In this work, we examined how the antigen analyte incubation time, together with the antibody probe density at the electrode, can affect the measurement of the bioelectronic interface in a drop of solution, using a non-faradaic, diffusion-restricted, electrochemical impedance spectroscopy method. We first explored the effect of the antigen incubation time. Our results show that as the incubation time increases, our measurable values decrease. Since there are several examples in the literature in which the incubation time of the primary antibody exceeds 1 h, for this reciprocal case, we expect to observe hybridization principles that are similar to the antibody probe case studied here. Antibody probe-antigen analyte interactions reach an equilibrium state within the first 30 min [24]. Incubation times longer than 1 h ensure an equilibrium state and create a reproducible environment [25,26,27,28]. In the reciprocal case, longer incubation times can be due to the slower diffusion rate of the larger antibody towards the probe antigen. We hypothesize that the slower incubation rate can affect the response time of the immunosensor. Furthermore, since the antigen probe is smaller than the antibody, and if the antigen size is smaller than the Debye length, a stronger electrochemical signal will be measured in hybridization events, which will improve the overall sensitivity.
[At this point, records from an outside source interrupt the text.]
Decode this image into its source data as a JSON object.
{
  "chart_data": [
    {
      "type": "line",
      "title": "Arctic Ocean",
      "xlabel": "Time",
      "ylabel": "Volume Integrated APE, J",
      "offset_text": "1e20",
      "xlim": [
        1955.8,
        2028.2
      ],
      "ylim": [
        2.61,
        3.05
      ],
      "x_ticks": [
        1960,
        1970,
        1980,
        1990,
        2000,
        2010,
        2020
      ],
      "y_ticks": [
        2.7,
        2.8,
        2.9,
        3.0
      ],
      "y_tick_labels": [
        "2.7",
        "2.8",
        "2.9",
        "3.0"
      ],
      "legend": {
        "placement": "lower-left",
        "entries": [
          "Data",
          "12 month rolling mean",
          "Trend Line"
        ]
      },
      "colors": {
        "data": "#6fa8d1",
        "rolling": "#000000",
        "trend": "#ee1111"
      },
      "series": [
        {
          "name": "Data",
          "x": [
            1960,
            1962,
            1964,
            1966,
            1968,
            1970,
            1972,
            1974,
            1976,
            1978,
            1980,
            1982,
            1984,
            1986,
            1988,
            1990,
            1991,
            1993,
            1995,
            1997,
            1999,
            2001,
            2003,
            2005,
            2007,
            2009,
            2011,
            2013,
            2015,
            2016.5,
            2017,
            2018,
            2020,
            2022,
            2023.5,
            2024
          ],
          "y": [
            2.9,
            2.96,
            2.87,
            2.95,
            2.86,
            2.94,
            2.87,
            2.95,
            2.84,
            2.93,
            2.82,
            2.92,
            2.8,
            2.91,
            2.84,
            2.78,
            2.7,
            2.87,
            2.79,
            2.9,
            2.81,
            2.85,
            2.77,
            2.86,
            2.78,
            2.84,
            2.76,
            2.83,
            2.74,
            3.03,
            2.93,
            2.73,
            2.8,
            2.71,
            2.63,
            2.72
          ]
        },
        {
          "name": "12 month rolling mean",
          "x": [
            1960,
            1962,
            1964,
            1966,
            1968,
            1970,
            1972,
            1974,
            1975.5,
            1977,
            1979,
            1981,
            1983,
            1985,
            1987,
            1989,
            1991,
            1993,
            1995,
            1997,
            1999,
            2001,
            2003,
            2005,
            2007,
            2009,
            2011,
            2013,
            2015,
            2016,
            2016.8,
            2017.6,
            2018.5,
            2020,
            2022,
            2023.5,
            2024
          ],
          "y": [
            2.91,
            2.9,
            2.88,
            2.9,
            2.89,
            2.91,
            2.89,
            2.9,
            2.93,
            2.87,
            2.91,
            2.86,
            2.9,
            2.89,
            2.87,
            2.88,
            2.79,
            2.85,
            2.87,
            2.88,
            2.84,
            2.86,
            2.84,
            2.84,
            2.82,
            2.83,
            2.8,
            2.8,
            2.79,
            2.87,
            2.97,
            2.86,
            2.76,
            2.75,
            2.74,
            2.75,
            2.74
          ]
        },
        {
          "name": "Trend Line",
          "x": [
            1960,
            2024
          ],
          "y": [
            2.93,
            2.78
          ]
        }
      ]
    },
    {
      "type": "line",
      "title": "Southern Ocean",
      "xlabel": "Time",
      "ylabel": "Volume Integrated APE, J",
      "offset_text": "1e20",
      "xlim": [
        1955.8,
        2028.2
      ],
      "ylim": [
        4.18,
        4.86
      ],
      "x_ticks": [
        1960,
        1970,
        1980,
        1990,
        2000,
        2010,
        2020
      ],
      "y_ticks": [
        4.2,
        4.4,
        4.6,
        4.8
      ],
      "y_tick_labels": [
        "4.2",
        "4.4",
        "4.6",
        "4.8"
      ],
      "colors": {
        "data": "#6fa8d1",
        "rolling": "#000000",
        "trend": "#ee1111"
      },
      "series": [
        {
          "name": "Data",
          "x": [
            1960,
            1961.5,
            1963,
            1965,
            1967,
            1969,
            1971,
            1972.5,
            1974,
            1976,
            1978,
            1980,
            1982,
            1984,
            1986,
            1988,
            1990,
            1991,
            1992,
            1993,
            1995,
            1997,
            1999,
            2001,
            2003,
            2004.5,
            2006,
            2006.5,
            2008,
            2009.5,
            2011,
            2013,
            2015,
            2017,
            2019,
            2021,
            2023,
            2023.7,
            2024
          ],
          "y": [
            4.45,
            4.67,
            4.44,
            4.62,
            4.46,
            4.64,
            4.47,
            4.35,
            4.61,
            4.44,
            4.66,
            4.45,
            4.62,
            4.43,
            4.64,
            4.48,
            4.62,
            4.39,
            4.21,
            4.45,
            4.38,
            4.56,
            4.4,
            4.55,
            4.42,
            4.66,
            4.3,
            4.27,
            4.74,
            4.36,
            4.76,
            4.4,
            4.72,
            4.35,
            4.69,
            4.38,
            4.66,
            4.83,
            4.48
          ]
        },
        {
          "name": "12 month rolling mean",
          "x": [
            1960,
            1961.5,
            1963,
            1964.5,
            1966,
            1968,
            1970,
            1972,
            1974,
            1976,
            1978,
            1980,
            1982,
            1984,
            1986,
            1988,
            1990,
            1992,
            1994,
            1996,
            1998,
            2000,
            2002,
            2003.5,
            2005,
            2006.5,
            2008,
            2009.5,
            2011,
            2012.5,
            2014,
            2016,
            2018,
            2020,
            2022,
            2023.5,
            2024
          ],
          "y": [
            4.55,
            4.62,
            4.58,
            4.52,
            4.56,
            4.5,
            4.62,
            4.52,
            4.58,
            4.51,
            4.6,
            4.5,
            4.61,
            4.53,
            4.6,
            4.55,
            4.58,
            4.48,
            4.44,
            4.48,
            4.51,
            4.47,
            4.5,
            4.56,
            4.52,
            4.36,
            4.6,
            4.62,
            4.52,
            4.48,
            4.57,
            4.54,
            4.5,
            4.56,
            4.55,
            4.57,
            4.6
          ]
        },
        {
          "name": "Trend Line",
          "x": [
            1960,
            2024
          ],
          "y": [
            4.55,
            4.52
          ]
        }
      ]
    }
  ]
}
We tested whether and how the antibody concentration affected the bioelectronic interface. We showed that the low-density antibody-modified electrode led to a decrease in the solution resistance, whereas the high-density antibody-modified electrode led to an increase. We explained this phenomenon by examining the surface structure for each condition. We detected a thicker and rougher electrode surface as the antibody density increased. We explained these results by suggesting that the conformation of the antibody prior to the antigen-binding events is dependent on the surface density. For high antibody density, the antibodies rearrange in a vertical conformation, whereas for low antibody density the antibodies are in a horizontal conformation. Upon binding events with the antigens, the antibodies in a horizontal conformation change to a vertical conformation, increase the unmodified area of the electrode, and decrease the overall solution resistance. Our results emphasize the important effect of the incubation time and the antibody density on antibody-antigen binding events. We showed that by changing one parameter of the bioelectronic interface the sensing results could drastically change, a change that we should be aware of and that can be manipulated to achieve different detection mechanisms.